From: Wen Gu <guwen@linux.alibaba.com>
To: wintera@linux.ibm.com, wenjia@linux.ibm.com, hca@linux.ibm.com,
gor@linux.ibm.com, agordeev@linux.ibm.com, davem@davemloft.net,
edumazet@google.com, kuba@kernel.org, pabeni@redhat.com,
kgraul@linux.ibm.com, jaka@linux.ibm.com
Cc: borntraeger@linux.ibm.com, svens@linux.ibm.com,
alibuda@linux.alibaba.com, tonylu@linux.alibaba.com,
guwen@linux.alibaba.com, linux-s390@vger.kernel.org,
netdev@vger.kernel.org, linux-kernel@vger.kernel.org
Subject: [RFC PATCH net-next 00/13] net/smc: implement loopback-ism used by SMC-D
Date: Sun, 10 Dec 2023 21:24:01 +0800 [thread overview]
Message-ID: <1702214654-32069-1-git-send-email-guwen@linux.alibaba.com> (raw)
(Note that this patch set depends on virtual ISM support, which is under review:
https://lore.kernel.org/netdev/1702021259-41504-1-git-send-email-guwen@linux.alibaba.com/)
This patch set acts as the second part of the new version of [1], the updated
things of this version are listed at the end.
# Background
SMC-D is now used in IBM z with ISM function to optimize network interconnect
for intra-CPC communications. Inspired by this, we try to make SMC-D available
on the non-s390 architecture through a software-implemented virtual ISM device,
that is the loopback-ism device here, to accelerate inter-process or
inter-containers communication within the same OS instance.
# Design
This patch set includes 3 parts:
- Patch #1-#2: some prepare work for loopback-ism.
- Patch #3-#9: implement loopback-ism device.
- Patch #10-#13: memory copy optimization for loopback scenario.
The loopback-ism device is designed as a ISMv2 device and not be limited to
a specific net namespace, ends of both inter-process connection (1/1' in diagram
below) or inter-container connection (2/2' in diagram below) can find the same
available loopback-ism and choose it during the CLC handshake.

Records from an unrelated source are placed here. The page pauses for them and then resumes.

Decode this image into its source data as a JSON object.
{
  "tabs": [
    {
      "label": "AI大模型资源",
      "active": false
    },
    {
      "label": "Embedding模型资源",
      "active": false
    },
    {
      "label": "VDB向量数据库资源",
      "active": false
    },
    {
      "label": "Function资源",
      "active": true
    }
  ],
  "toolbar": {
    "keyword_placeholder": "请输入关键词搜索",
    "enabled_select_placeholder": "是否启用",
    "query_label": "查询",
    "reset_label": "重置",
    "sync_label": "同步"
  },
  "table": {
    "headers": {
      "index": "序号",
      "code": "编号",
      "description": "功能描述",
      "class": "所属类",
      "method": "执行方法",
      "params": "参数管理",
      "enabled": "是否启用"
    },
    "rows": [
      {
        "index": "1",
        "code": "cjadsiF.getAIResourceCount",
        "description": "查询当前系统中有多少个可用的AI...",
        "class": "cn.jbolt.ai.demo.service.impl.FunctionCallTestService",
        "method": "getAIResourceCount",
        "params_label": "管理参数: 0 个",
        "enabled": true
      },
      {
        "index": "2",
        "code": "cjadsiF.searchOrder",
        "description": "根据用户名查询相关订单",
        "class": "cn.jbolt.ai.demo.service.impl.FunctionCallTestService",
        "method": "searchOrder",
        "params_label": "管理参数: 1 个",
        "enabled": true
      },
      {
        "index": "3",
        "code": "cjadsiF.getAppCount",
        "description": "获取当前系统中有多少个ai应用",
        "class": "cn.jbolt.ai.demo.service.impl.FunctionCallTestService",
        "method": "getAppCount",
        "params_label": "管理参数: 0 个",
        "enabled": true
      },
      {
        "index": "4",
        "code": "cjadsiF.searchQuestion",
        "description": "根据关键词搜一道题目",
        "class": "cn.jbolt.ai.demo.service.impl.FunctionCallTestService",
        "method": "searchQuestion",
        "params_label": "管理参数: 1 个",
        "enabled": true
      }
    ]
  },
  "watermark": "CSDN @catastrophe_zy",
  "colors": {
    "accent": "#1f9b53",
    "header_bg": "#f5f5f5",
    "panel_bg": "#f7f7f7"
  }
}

Container 1 (ns1) Container 2 (ns2)
+-----------------------------------------+ +-------------------------+
| +-------+ +-------+ +-------+ | | +-------+ |
| | App A | | App B | | App C | | | | App D |<-+ |
| +-------+ +---^---+ +-------+ | | +-------+ |(2') |
| |127.0.0.1 (1')| |192.168.0.11 192.168.0.12| |
| (1)| +--------+ | +--------+ |(2) | | +--------+ +--------+ |
| `-->| lo |-` | eth0 |<-` | | | lo | | eth0 | |
+---------+--|---^-+---+-----|--+---------+ +-+--------+---+-^------+-+
| | | |
Kernel | | | |
+----+-------v---+-----------v----------------------------------+---+----+
| | TCP | |
| | | |
| +--------------------------------------------------------------+ |
| |
| +--------------+ |
| | smc loopback | |
+---------------------------+--------------+-----------------------------+
loopback-ism device creates DMBs (shared memory) for each connection peer.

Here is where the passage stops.